Çok değil bir kaç ay önce milletvekili ve vekil emeklisi maaşlarına yapılan kıyak zammı tartışıyorduk… Geçim sıkıntısı ile mücadele eden millet ve killeri oturmuş bu büyük yaraya çare olmuş, “bir milletin zenginliği vekilinin refahı ile eşdeğerdir” diyerek kendi maaşlarına %100 zam yapmış, memleket büyük bir ayıptan kurtulmuştu…
Mevzu döndü dolaştı yüzde yüzlük vekilleri memur zamları ile yüz yüze getirdi… Bütçeye yükü düşünülmeden yapılan zam ile 6’ncı maaşlarını alan vekiller ve hükümet üyeleri, iş memur zammı olunca aynı bonkörlüğü sergileyemediler. Yüzde “üç’ün biri” ilk altı ay, yüzde “üç’ün biri” ikinci altı ay olmak üzere yıllık %6lık bir zammı lütfetmeye yeltendiler. Sebeb-i yeltenmeyi de milli bütçe dengesine getirip dayandırdılar. Ortalama 4000 TL civarında zam farkı alan bir vekil, ortalama 60 tl zam alacak olan kaç memurun maaş farkını tek başına cebine indirdiğini varın siz hesap edin… Ne kadar adil bir paylaşım olduğunu siz değerlendirin.
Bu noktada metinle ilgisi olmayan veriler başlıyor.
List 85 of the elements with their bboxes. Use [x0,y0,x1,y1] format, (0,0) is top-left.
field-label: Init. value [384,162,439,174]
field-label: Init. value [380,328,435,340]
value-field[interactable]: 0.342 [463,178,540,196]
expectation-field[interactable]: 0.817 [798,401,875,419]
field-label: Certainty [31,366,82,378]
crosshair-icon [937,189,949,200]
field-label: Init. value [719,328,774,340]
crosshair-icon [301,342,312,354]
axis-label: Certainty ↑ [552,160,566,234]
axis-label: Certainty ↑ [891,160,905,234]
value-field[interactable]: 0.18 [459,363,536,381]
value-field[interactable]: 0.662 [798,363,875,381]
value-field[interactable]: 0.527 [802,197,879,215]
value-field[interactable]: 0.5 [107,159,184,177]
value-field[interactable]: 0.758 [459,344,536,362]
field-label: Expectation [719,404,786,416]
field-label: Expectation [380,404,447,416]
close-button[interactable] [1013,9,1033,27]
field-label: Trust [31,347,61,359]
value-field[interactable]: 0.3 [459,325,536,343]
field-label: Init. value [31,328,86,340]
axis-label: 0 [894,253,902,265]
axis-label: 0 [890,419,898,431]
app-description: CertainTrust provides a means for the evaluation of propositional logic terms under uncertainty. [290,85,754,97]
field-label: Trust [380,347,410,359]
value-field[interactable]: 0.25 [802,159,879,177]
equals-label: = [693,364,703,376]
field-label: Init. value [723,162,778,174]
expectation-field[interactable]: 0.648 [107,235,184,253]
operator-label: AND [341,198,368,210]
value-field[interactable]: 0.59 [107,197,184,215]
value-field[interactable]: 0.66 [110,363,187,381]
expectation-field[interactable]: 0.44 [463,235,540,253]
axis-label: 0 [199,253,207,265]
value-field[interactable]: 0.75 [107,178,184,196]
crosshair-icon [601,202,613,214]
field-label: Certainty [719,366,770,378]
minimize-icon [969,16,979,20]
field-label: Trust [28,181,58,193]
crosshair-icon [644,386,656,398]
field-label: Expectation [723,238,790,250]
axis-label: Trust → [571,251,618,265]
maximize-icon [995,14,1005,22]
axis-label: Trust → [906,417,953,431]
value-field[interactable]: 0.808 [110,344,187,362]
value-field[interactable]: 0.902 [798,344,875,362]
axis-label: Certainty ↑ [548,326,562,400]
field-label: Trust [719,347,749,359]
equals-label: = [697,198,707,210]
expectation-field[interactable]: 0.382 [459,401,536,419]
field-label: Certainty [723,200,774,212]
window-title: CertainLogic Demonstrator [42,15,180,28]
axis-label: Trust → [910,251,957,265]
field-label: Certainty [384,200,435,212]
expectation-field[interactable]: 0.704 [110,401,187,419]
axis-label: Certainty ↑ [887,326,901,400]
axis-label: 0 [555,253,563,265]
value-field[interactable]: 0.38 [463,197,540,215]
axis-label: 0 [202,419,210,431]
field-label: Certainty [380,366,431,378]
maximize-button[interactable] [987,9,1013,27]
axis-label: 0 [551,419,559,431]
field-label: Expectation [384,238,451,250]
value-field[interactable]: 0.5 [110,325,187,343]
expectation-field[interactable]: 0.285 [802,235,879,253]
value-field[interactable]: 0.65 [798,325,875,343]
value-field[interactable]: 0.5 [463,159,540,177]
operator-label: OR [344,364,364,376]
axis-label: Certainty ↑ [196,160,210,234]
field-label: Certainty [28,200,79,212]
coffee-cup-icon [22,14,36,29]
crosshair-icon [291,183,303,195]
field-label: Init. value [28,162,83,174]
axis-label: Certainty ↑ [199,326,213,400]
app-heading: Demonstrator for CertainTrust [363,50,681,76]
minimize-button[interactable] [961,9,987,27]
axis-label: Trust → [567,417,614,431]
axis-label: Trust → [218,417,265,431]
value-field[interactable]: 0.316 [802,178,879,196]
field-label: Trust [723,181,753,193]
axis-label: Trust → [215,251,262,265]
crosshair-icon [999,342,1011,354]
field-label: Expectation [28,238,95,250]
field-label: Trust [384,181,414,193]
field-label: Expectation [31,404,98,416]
Kendini milletin hadimi olarak gördüğünü iddia edenlerin, milleti ne olarak gördüklerinin ispatıdır bu.
“Aman ha Yunanistana döneriz.” aba altı tehditleri ile tepkileri püskürtmeye çalışmak yüzsüzlüğün dik alasıdır. Bir tarafta 550 vekil var, öbür tarafta 5.5 milyon memur var deyip “seçkin az’a” çok, “sessiz çok”a az şeklindeki adaletsiz bütçe paylaşımı kabul edilir değildir. Bütçe de tasarrufa gidilecekse, topyekün gidilir. Marabalara 5, ağalara 15 matığıyla hareket edip sosyal adalet geyiği yapmak inandırıcı olmuyor.